Best way to amend indexes on large existing data

Hi All,

I have the following use case: there is a large amount of live data on a collection (~250GB) with a set of indexes (these are created when db is empty and then data are inserted afterwards). Then, we’ve done some analysis and decided to use a new set of indexes.

Question: what is the best way to deploy the new set of indexes and remove the old set of indexes (that affects existing data as well ) ?
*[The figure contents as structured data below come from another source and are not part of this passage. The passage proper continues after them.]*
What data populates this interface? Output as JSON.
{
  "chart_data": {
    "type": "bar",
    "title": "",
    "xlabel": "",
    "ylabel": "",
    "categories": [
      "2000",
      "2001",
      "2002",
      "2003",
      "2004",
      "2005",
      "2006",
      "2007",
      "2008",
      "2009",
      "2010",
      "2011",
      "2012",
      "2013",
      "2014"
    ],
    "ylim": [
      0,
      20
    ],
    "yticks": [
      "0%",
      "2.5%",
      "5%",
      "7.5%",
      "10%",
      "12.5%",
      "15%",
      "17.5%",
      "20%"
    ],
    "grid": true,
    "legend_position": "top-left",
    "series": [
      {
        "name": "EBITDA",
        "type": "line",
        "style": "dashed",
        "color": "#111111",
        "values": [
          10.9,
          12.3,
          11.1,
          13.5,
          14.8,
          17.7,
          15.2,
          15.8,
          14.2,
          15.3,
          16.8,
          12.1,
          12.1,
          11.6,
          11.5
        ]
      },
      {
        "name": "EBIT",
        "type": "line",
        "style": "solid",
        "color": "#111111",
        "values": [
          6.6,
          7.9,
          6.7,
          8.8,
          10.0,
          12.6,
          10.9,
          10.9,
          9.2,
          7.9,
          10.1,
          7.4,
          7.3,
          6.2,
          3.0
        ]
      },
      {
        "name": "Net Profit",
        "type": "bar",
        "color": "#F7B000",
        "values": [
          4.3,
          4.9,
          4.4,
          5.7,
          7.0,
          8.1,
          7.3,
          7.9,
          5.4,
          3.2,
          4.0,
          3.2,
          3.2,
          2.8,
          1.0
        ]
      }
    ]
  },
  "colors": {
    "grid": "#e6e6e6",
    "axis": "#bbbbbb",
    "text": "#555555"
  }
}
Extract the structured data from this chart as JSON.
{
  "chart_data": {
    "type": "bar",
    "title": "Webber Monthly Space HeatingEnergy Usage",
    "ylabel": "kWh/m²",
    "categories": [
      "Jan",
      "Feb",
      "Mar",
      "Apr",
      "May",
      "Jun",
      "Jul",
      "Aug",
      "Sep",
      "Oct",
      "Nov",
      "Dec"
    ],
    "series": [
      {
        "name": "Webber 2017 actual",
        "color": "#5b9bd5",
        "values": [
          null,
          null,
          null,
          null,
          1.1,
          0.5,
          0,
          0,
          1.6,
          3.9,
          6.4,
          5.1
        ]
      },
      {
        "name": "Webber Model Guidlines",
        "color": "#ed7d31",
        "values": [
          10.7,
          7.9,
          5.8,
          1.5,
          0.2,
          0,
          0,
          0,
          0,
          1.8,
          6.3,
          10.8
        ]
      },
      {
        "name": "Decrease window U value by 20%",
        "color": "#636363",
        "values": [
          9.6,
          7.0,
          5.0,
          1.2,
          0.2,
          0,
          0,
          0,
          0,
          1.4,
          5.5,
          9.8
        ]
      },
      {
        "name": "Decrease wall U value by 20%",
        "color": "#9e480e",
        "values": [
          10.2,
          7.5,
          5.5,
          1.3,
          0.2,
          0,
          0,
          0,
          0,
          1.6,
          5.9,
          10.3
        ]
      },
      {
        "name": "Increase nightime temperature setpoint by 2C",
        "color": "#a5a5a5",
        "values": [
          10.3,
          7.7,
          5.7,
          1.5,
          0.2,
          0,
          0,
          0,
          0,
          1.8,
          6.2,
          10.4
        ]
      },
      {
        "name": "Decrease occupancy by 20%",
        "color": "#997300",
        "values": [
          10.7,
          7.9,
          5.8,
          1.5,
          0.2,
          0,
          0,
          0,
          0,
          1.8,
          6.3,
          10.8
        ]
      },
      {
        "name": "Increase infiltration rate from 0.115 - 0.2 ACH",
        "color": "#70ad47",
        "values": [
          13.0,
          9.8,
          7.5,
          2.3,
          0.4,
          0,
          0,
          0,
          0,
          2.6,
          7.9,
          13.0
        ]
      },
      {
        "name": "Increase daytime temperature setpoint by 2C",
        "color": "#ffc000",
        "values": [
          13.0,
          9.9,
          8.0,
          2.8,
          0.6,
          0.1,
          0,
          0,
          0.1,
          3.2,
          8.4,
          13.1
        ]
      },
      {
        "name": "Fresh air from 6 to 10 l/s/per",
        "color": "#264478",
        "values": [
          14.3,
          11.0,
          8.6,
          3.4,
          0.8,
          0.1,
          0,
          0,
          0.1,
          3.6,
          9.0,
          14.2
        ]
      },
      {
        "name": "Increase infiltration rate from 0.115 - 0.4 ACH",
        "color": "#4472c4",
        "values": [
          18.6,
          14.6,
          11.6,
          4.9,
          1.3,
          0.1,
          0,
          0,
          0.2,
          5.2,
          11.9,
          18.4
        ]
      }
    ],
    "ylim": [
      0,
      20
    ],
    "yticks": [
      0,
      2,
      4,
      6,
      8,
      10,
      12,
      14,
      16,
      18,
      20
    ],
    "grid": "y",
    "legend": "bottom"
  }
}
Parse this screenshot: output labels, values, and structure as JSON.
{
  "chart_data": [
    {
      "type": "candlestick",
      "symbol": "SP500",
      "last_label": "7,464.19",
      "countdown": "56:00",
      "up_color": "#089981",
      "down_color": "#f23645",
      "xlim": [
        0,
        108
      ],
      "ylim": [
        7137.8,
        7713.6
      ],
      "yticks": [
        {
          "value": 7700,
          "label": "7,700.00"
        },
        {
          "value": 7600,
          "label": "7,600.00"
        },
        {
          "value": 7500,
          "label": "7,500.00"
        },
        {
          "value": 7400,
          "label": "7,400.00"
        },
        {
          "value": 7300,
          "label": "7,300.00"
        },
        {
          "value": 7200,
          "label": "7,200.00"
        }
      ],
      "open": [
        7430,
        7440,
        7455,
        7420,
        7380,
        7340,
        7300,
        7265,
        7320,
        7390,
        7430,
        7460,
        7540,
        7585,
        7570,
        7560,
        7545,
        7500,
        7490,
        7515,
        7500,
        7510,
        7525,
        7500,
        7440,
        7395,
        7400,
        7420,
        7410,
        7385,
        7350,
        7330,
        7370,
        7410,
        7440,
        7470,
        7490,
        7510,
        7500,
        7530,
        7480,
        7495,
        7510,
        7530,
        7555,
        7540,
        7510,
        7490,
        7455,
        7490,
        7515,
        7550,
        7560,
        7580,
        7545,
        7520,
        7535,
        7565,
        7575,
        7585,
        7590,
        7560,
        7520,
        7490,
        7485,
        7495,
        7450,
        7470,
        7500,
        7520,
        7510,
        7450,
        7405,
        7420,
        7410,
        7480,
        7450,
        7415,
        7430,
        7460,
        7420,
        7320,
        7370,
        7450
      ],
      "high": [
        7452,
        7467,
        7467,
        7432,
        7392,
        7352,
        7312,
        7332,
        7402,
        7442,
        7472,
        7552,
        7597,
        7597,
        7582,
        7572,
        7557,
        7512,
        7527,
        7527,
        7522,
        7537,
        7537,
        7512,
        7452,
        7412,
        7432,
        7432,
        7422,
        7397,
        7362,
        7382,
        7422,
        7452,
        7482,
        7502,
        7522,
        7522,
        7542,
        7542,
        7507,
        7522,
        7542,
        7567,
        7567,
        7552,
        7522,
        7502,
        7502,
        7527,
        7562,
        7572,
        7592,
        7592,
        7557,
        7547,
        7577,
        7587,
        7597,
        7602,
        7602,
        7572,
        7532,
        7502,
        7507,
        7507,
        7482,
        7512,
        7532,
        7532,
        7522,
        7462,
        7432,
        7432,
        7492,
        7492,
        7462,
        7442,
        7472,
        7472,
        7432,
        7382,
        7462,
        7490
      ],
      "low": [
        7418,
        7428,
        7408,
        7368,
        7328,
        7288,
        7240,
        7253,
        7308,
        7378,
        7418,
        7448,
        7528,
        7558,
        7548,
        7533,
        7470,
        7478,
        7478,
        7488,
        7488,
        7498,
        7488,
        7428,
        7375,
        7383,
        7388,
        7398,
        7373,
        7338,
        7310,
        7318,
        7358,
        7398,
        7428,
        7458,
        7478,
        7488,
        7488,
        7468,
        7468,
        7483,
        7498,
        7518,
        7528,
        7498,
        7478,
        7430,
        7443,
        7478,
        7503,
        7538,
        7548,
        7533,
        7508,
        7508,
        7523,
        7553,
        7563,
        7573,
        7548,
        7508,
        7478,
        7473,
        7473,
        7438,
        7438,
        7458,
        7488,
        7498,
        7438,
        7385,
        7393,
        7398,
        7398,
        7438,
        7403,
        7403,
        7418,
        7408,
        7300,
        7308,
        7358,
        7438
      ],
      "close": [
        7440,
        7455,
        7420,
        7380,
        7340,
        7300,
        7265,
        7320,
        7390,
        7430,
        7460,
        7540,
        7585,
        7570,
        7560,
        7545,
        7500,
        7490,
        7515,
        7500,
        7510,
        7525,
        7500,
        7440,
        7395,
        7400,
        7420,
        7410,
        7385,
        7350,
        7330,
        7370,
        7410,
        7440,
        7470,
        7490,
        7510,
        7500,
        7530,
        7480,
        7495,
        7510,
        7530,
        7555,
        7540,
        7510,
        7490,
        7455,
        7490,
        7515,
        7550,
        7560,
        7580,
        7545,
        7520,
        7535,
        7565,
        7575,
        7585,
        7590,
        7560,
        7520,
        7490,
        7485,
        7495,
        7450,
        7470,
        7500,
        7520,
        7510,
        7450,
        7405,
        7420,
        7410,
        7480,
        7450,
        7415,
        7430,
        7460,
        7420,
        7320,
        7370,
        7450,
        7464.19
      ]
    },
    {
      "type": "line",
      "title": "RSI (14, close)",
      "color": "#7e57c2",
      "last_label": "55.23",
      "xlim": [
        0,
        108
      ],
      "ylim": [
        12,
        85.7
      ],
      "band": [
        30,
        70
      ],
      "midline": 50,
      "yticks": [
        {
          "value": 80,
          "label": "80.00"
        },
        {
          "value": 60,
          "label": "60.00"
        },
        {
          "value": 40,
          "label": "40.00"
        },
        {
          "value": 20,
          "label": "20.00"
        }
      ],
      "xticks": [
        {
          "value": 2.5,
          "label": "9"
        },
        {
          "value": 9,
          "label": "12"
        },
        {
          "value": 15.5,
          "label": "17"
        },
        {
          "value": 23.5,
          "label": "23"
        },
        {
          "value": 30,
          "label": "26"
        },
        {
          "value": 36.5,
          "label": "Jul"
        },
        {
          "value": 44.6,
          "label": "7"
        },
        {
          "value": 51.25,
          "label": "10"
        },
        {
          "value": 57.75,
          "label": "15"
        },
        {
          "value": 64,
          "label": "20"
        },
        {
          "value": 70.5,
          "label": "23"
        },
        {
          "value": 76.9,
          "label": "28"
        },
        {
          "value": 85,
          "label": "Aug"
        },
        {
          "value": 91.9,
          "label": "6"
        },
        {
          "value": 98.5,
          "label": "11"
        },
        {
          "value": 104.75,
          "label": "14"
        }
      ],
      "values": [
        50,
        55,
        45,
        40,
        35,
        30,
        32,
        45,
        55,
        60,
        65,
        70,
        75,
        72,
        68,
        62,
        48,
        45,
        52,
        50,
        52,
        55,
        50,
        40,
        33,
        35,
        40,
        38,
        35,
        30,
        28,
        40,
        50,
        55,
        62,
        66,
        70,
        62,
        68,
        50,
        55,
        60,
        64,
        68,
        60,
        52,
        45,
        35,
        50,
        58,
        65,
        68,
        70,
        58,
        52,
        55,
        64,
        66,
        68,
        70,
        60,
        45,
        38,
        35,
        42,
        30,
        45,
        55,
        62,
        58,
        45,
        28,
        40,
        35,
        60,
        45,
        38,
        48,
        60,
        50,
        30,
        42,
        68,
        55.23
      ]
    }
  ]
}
  • Backup data and reload doesn’t seem to work, because the snapshot would include the old indexes too.
  • A no-brainer would be just run “db.removeIndexes()”, then “db.createIndexes()” but given the large existing data, it could be very time-consuming (I reckon)

I’m wondering if there’s a better way, or better, what is the industry standard approach to deal with this problem ?

Tuan

Hi @Tuan_Dinh1,

Yes we have a rolling maintenance index creation for replica sets and sharded clusters:
https://docs.mongodb.com/manual/tutorial/build-indexes-on-replica-sets/

If this is not possible make sure to use a background methods to not block database activity.

Thanks.
Pavel

Thanks @Pavel_Duchovny, will give it a go.

Hi @Pavel_Duchovny,

Thanks again for pointing me to this doc. The idea seems to be rolling out the new indexes on one replica of the replica set at a time, with the primary to be the last. But at each replica, there is no way-around running db.collection.createIndex(). This is great when you have to perform the index creation to live cluster.

Fortunately, we don’t have this constraint in our case. Yes, there will be existing data, but we have blue/green deployment strategy where all operations can be to a new cluster and checked before it’s switched. So basically, we will do:

  1. Stop write operations to the cluster
  2. Make a manual snapshot of the cluster
  3. Create a new cluster with existing data from the snapshot created in step 2.
  4. Perform db.connection.dropIndexes() to new cluster (to remove all existing indexes except for the one on _id)
  5. Perform db.connection.createIndexes() to the new cluster (to create new indexes) (<== This is the key time-consuming operation what I’d like to ask for faster way, but seems there isn’t one)
  6. Blue/Green switch: Make the new cluster the active cluster (all consumer/producer now point to this cluster)
  7. Enable write operation (now to new cluster)
  8. Tear down the old cluster.

Any comments, thoughts ?

Tuan

Hi @Tuan_Dinh1,

Nope sounds good. In that case a regular index build will be the fastest.